Getting laid off is a sensitive, emotionally charged occurrence in and of itself. But sometimes those circumstances are also just plain weird, as evidenced by an inquiry on the one and only Evil HR Lady’s blog.
The question: What does it mean when, upon being laid off, one receives a list of other employees who were laid off – and their ages?
The seemingly nefarious question has a relatively innocuous answer. According to HR Lady, you’re liable to receive such a document – which, in this case, is a disclosure – should you be laid off any time after you turn 40. This is due to the Older Workers Benefit Protection Act (OWBPA).
In short, the Act provides protection against age discrimination, hence the running list of names and ages. For a company to do their due diligence upon laying off employees, they must follow up with this step; that way, violated employees are able to file a claim based on the information provided to them, thus keeping otherwise unscrupulous layoff practices in check.
Additionally, this disclosure must contain the employee names, titles, and ages in “plain, easy-to-understand English” so as not to obfuscate any complaints or investigations stemming from the disclosure itself.
One final specific is that the termination of employment must be “incentive-based”, meaning that a severance is included. That’s an important stipulation, especially when looking at group-based termination (i.e., layoffs) rather than single instances of employees being let go.
Certainly, this document is more of a courtesy than the average company would prefer to take.
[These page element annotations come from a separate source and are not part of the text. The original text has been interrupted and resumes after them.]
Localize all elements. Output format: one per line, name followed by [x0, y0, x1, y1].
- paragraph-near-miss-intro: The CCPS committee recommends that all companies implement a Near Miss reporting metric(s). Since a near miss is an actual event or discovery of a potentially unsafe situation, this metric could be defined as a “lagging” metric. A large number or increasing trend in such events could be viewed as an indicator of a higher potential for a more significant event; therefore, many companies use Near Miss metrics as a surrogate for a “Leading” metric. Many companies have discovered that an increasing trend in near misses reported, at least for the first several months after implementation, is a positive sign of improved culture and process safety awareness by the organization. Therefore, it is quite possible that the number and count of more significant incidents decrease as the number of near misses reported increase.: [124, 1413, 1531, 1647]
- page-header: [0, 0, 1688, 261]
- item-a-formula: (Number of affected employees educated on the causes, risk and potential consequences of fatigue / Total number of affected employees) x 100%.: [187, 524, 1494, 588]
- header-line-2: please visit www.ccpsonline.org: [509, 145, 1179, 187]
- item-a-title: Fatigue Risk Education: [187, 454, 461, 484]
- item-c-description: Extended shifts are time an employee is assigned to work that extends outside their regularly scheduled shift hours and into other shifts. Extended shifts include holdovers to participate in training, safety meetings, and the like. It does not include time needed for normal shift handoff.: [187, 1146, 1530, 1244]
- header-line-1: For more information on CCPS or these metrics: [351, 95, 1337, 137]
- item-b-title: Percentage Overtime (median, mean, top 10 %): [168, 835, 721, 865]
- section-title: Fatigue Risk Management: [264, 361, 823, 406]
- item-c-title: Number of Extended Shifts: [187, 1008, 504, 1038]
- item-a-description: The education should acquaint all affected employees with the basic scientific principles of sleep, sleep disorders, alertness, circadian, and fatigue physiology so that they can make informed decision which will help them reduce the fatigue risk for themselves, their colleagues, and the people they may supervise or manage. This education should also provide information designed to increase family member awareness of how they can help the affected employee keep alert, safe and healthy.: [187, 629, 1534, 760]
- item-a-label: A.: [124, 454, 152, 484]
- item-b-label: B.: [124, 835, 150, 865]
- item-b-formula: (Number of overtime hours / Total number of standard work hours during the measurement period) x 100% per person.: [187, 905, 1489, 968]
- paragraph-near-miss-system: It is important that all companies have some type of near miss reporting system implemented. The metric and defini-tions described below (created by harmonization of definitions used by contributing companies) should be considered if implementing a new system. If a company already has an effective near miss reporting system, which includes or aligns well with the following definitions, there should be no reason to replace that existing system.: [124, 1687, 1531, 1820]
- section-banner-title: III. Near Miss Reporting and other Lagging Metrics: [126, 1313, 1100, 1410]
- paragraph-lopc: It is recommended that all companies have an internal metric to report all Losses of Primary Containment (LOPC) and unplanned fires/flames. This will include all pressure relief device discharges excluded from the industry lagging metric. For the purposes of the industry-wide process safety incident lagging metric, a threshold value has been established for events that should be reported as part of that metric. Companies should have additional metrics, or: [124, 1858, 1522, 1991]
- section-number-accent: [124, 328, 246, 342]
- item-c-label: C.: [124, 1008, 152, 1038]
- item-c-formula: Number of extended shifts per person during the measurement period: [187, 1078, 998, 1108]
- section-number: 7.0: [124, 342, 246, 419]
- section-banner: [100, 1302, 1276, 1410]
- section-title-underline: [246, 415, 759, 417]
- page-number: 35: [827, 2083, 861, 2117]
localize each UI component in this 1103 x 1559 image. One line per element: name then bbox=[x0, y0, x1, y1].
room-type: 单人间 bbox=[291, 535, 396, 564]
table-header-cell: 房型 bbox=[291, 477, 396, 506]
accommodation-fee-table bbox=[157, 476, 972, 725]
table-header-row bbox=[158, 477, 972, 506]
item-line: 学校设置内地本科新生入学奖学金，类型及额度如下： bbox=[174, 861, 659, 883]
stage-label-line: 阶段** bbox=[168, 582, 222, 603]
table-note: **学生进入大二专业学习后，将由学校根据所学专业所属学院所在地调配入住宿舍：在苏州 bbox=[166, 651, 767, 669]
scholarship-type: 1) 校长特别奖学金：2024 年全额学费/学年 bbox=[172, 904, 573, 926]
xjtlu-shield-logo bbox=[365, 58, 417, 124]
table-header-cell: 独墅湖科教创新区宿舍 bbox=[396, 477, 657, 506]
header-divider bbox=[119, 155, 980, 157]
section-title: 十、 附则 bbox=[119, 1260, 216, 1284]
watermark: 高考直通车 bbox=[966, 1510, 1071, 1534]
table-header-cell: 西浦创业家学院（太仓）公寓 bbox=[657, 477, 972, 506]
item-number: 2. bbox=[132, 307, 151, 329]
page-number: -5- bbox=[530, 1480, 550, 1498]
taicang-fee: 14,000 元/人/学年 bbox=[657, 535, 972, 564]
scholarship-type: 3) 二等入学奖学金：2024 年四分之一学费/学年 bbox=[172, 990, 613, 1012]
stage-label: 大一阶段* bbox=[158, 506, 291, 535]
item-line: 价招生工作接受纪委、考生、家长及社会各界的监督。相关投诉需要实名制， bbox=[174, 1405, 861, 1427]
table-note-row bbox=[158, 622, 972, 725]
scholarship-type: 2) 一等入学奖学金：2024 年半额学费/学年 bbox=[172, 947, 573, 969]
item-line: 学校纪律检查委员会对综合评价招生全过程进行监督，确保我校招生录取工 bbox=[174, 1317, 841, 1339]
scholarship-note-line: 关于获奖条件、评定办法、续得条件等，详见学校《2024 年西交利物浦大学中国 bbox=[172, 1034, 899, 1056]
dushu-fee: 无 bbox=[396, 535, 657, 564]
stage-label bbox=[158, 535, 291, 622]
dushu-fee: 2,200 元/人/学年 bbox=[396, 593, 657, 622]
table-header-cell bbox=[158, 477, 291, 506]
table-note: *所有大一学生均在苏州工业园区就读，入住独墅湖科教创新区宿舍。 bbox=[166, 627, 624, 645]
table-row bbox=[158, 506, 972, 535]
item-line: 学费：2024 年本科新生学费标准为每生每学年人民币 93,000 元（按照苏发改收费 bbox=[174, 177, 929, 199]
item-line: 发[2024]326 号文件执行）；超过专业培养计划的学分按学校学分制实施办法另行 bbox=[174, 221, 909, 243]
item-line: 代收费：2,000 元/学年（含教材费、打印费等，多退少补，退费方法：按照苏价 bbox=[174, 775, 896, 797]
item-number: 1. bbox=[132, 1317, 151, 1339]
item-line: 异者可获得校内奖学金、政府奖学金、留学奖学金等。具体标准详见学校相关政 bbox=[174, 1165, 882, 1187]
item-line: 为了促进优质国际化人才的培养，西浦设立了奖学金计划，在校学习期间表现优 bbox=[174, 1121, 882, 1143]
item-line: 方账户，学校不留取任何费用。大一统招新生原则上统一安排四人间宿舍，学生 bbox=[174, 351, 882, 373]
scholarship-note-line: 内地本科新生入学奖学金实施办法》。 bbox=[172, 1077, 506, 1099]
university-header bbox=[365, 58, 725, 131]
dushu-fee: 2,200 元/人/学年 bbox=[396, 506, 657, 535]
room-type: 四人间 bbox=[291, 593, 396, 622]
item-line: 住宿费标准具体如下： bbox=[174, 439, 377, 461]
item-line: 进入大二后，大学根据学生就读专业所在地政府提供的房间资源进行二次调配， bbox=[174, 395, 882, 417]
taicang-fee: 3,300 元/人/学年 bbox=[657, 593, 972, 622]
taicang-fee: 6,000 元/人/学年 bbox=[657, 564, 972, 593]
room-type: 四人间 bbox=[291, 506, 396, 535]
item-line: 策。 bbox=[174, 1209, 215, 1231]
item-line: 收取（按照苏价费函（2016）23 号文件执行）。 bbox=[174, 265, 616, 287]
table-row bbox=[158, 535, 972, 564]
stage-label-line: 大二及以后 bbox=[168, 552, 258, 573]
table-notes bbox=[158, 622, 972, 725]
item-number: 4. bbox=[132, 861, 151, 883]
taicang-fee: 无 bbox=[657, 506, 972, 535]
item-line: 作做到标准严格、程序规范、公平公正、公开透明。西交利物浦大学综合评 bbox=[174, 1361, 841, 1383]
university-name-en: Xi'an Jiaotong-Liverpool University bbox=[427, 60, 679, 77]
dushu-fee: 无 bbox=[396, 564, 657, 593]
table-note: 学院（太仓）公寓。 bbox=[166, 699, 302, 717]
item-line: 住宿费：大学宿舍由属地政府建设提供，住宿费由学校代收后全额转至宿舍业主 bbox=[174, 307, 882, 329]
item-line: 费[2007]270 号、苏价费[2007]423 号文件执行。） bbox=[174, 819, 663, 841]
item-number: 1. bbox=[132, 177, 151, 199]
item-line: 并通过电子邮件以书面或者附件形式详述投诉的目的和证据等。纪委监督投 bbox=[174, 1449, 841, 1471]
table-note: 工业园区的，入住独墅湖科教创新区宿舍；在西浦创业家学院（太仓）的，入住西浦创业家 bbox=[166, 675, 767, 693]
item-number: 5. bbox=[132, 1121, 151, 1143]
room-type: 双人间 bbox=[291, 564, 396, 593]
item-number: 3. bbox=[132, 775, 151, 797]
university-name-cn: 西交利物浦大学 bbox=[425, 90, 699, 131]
Ageism is alive and well, and by listing the information required to remain compliant with the OWBPA, employers effectively curb their own abilities to engage in unsavory layoffs, at least, in theory.
Ultimately, as baffled as the person who asked the original question- why did I receive this list?- must have been, the fact remains that the disclosure form is a resoundingly good thing.
Furthermore, it isn’t what it might appear to be initially- some kind of insult after injury – but instead, a legal requirement put into place to protect employees over the age of 40.